Indicate by check mark whether the registrant is a large accelerated filer, an accelerated filer, a non-accelerated filer, a smaller reporting company or an emerging growth company. See the definitions of  “large accelerated filer,” “accelerated filer,” “smaller reporting company” and “emerging growth company” in Rule 12b-2 of the Exchange Act.

Large accelerated filer     
   
Accelerated filer
Non-accelerated filer       
   
Smaller Reporting Company
   
Emerging Growth Company
If an emerging growth company, indicate by check mark if the registrant has elected not to use the extended transition period for complying with any new or revised financial accounting standards provided to Section 7(a)(2)(B) of the Securities Act. 
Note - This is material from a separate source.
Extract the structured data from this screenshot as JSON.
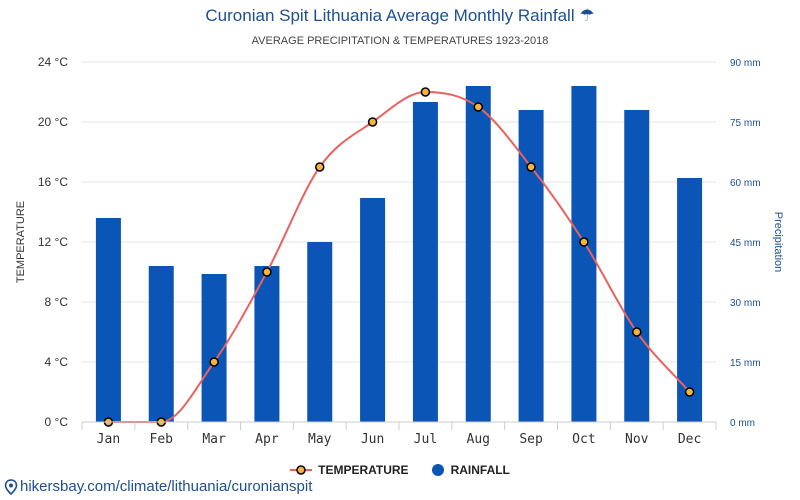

DEREGISTRATION OF SECURITIES
This Post-Effective Amendment No. 1 to Form S-3 (the “Post-Effective Amendment”) relates to the Registration Statement on Form S-3 (File No. 333-237717) (the “Registration Statement”) filed with the Securities and Exchange Commission on April 16, 2020 by Diamond S Shipping Inc., a Republic of the Marshall Islands corporation (the “Registrant”). The Registration Statement pertains to the registration of an unspecified number of shares of common stock, shares of preferred stock, debt securities, warrants, rights, purchase contracts and units consisting of some or all of these securities in any combination, up to a maximum aggregate offering price of $500,000,000, by selling shareholders named therein.
On March 31, 2021, the Registrant, International Seaways, Inc., a Republic of the Marshall Islands corporation (“INSW”), and Dispatch Transaction Sub, Inc., a Republic of the Marshall Islands corporation and wholly-owned subsidiary of INSW (“Merger Sub”), entered into an Agreement and Plan of Merger (the “Merger Agreement”), pursuant to which the Registrant and INSW have agreed, subject to the terms and conditions of the Merger Agreement, to effect a stock-for-stock merger of their respective businesses whereby Merger Sub will merge with and into the Registrant, resulting in the Registrant surviving the merger as a wholly owned subsidiary of INSW (the “Merger”).
As a result of the consummation of the transactions contemplated by the Merger Agreement, the Registrant has terminated all offerings of its securities pursuant to the Registration Statement. In accordance with undertakings made by the Registrant in the Registration Statement to remove from registration, by means of a post-effective amendment, any of the securities which remain unsold at the termination of the offerings, the Registrant hereby amends the Registration Statement to remove from registration the shares registered but unsold under the Registration Statement.




Signatures
Pursuant to the requirements of the Securities Act of 1933, the Registrant certifies that it has reasonable grounds to believe that it meets all of the requirements for filing on Form S-3 and has duly caused this Post-Effective Amendment to the Registration Statement to be signed on its behalf by the undersigned, thereunto duly authorized, in the City of New York, State of New York, on this 16th day of July, 2021.
 
Diamond S Shipping Inc
 
By:
/s/ Kevin M. Kilcullen          
   
Kevin M. Kilcullen
   
Chief Financial Officer

No other person is required to sign this Post-Effective Amendment No. 1 on Form S-3 in reliance upon Rule 478 under the Securities Act.